Peshawar is the main gateway to Pakistan’s semi-autonomous tribal belt on the Afghan border, where the Taliban and Al Qaeda-linked groups have strongholds.
There was no immediate claim of responsibility but the Pakistani Taliban and other Islamist militia have claimed responsibility for past attacks on military air bases and routinely carry out attacks in Peshawar.
“Three rockets were fired.
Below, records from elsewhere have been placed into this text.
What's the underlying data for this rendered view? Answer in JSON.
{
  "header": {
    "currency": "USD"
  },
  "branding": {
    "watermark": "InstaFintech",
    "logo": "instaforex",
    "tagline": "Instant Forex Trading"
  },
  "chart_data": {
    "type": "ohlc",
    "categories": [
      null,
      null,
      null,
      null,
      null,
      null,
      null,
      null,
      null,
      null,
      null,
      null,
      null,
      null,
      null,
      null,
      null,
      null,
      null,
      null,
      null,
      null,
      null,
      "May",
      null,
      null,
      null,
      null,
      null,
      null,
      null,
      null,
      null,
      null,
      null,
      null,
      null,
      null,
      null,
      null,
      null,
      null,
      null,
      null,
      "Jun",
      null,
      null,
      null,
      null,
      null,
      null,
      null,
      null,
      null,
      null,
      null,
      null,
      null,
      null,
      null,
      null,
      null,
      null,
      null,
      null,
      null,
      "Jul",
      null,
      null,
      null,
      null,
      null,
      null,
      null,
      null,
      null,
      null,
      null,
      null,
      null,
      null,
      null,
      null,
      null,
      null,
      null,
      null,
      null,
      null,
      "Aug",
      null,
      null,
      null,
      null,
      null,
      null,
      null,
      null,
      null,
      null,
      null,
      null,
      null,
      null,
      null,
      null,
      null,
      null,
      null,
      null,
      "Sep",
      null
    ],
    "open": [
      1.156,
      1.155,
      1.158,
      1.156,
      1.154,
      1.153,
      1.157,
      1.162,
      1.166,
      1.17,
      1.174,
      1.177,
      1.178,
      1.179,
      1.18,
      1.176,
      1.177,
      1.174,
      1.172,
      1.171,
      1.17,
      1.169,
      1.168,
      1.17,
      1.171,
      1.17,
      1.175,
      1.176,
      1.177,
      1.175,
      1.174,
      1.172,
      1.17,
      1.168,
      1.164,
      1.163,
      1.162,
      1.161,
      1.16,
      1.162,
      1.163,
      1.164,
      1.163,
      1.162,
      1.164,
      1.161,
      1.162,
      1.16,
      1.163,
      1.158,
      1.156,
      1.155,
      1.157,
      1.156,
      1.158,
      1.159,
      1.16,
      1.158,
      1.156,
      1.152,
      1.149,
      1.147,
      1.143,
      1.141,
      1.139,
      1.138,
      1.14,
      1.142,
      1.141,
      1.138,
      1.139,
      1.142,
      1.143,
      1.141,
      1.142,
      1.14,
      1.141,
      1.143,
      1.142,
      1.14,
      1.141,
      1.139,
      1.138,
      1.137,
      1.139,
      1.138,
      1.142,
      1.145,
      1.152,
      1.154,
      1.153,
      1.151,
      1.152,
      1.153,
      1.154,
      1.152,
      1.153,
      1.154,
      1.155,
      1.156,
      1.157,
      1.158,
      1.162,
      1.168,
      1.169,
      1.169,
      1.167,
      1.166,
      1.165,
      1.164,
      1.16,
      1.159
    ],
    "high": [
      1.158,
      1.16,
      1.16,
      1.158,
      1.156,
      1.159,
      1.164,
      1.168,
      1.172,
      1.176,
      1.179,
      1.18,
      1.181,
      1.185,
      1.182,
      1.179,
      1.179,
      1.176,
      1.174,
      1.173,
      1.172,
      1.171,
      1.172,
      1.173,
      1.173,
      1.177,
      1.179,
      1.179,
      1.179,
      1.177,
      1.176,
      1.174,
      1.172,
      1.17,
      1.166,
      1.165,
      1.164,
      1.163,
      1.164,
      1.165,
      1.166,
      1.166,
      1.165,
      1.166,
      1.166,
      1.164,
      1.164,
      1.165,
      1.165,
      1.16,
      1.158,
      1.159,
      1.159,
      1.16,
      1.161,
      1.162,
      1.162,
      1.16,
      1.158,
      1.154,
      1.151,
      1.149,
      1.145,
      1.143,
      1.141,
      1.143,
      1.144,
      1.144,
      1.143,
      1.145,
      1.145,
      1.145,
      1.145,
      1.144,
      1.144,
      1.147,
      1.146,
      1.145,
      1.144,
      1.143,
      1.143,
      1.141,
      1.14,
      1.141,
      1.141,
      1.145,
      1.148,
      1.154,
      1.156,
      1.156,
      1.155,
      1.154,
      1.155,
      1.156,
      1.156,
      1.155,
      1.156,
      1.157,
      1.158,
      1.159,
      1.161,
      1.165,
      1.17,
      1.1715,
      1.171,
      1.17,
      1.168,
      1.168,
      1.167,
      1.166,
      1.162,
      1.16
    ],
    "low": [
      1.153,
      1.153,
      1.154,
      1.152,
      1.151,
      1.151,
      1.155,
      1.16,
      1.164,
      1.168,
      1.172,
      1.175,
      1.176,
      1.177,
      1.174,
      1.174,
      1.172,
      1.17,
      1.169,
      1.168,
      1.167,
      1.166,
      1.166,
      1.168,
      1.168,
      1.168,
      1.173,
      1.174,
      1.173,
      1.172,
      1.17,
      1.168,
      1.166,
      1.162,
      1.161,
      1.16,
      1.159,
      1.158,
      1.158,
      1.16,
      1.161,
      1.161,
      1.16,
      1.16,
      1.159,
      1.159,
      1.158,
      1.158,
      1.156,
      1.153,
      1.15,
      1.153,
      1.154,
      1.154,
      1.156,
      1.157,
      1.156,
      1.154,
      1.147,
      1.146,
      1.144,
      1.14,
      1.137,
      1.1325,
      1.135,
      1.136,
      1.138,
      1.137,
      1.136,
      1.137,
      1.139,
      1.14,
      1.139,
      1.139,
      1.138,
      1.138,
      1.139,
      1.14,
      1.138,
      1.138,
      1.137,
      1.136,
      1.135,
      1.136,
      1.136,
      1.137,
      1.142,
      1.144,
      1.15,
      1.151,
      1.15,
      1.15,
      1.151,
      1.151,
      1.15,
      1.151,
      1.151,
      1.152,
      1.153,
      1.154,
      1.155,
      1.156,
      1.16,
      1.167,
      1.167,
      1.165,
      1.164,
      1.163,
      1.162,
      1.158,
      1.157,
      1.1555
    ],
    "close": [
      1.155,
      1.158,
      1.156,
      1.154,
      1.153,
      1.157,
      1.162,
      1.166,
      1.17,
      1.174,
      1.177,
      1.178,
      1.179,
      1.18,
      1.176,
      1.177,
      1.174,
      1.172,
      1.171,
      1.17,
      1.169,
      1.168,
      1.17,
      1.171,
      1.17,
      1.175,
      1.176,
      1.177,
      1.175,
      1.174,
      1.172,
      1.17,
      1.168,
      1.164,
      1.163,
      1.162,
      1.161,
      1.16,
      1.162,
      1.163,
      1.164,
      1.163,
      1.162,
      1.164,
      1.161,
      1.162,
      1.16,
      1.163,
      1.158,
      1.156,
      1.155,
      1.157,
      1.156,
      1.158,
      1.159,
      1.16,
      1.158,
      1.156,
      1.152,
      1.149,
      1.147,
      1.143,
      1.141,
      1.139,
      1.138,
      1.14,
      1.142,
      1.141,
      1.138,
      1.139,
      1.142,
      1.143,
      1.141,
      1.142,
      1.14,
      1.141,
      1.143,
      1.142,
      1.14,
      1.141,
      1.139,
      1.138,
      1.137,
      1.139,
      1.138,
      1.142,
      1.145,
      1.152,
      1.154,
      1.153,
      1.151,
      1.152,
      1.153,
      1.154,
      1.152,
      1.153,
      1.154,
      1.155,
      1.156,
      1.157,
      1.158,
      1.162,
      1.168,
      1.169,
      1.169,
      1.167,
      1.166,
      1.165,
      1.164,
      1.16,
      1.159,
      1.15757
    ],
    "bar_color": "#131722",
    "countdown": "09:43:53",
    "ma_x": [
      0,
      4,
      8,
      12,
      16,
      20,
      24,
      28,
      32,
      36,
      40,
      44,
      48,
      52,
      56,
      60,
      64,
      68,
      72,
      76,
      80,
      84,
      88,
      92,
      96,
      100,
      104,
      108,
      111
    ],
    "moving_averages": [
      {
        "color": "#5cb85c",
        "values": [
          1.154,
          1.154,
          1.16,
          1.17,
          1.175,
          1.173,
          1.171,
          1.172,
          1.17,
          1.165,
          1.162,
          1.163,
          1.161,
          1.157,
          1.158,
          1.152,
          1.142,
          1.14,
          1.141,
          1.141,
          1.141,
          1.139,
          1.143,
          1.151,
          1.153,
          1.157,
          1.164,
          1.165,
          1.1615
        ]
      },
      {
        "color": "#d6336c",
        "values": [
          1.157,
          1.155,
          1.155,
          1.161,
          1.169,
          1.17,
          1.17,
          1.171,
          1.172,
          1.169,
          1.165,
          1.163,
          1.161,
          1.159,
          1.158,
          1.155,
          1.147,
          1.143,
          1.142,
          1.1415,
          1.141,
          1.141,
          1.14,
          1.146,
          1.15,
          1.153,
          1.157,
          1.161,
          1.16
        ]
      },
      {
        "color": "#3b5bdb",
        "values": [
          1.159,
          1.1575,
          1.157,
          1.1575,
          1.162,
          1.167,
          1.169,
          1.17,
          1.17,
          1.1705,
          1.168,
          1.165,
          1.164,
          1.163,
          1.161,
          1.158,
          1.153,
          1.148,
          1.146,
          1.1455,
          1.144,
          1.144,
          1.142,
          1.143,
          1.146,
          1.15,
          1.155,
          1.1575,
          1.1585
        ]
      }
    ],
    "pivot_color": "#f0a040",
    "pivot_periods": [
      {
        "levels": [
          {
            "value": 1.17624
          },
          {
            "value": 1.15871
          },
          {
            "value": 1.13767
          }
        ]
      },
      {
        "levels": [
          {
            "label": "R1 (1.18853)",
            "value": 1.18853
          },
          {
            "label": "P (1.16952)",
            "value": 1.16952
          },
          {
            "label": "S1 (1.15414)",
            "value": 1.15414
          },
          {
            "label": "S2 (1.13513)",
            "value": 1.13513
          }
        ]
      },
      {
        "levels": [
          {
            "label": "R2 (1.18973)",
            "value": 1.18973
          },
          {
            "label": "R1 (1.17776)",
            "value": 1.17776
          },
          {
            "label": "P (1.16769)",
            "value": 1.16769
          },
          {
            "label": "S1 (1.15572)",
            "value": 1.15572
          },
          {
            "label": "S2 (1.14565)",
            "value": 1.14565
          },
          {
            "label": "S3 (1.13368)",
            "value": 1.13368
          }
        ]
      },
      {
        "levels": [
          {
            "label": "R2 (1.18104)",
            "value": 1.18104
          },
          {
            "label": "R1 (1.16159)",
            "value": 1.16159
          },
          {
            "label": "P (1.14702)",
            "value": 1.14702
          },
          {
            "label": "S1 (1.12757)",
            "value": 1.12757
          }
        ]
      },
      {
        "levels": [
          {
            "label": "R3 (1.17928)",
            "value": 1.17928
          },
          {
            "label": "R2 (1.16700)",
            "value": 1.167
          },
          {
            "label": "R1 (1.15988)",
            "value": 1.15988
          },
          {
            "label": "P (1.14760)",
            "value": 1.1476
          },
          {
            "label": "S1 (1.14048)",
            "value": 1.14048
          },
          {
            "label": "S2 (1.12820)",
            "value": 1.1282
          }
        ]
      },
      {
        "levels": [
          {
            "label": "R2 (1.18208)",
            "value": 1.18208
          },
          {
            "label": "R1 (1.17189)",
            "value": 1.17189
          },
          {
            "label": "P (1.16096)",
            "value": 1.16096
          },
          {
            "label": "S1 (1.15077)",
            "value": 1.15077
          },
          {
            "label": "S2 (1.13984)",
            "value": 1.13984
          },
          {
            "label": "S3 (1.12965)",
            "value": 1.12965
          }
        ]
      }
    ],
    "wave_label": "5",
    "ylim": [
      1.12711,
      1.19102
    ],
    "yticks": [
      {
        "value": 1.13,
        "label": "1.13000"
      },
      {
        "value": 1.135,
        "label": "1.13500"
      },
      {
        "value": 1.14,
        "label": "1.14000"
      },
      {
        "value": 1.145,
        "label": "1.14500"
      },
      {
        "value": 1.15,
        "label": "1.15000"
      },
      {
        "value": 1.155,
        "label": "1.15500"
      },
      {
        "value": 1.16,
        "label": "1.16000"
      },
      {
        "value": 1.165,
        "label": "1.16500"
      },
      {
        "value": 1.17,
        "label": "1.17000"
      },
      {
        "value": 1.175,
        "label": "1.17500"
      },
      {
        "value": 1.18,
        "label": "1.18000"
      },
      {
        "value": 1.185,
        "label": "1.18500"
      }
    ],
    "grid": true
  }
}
Two landed inside Peshawar airport and another hit a vehicle (outside),” Imran Shahid, a senior police official, said.
Pakistan’s air force said a rocket attack had damaged the outer wall of the airfield, which lies near a residential area and military barracks in Peshawar.
“No terrorist has been able to penetrate inside (the air field),” Group Captain Tariq Mahmood, a spokesman for the Pakistan Air Force, said in a statement. “Security forces were fully alert and are in control of the situation.”
Mahmood added there had been no casualties among the Pakistan Air Force or damage to equipment during the incident.
Three rockets also hit a nearby residential area, a military official said.
“We have repulsed the attack on the airport, everything is now under control,” the military official added.
Medical officials said four people were killed and more than 50 wounded.
Farhad Khan, a spokesman for Khyber Teaching Hospital near the airport, said four people died and that 50 wounded people had been brought in after the attack.
Doctor Umar Ayub confirmed the death toll.
Pervez George, spokesman for the Civil Aviation Authority, confirmed that the airport had been closed and flights cancelled, but said there had been no damage to the airport building or terminals.
“If needed, we will divert incoming flights to Islamabad and (the eastern city of) Lahore,” he said.
“The airport is closed and the lights have been turned off,” he added.
Pakistani Islamist militants have carried out previous attacks on military airbases in the nuclear-armed country.
In August, 11 people were killed when heavily armed militants wearing suicide vests stormed an air force base in the northwestern town of Kamra.
In May 2011, it took 17 hours to quell an attack on an airbase in Karachi claimed by the Taliban.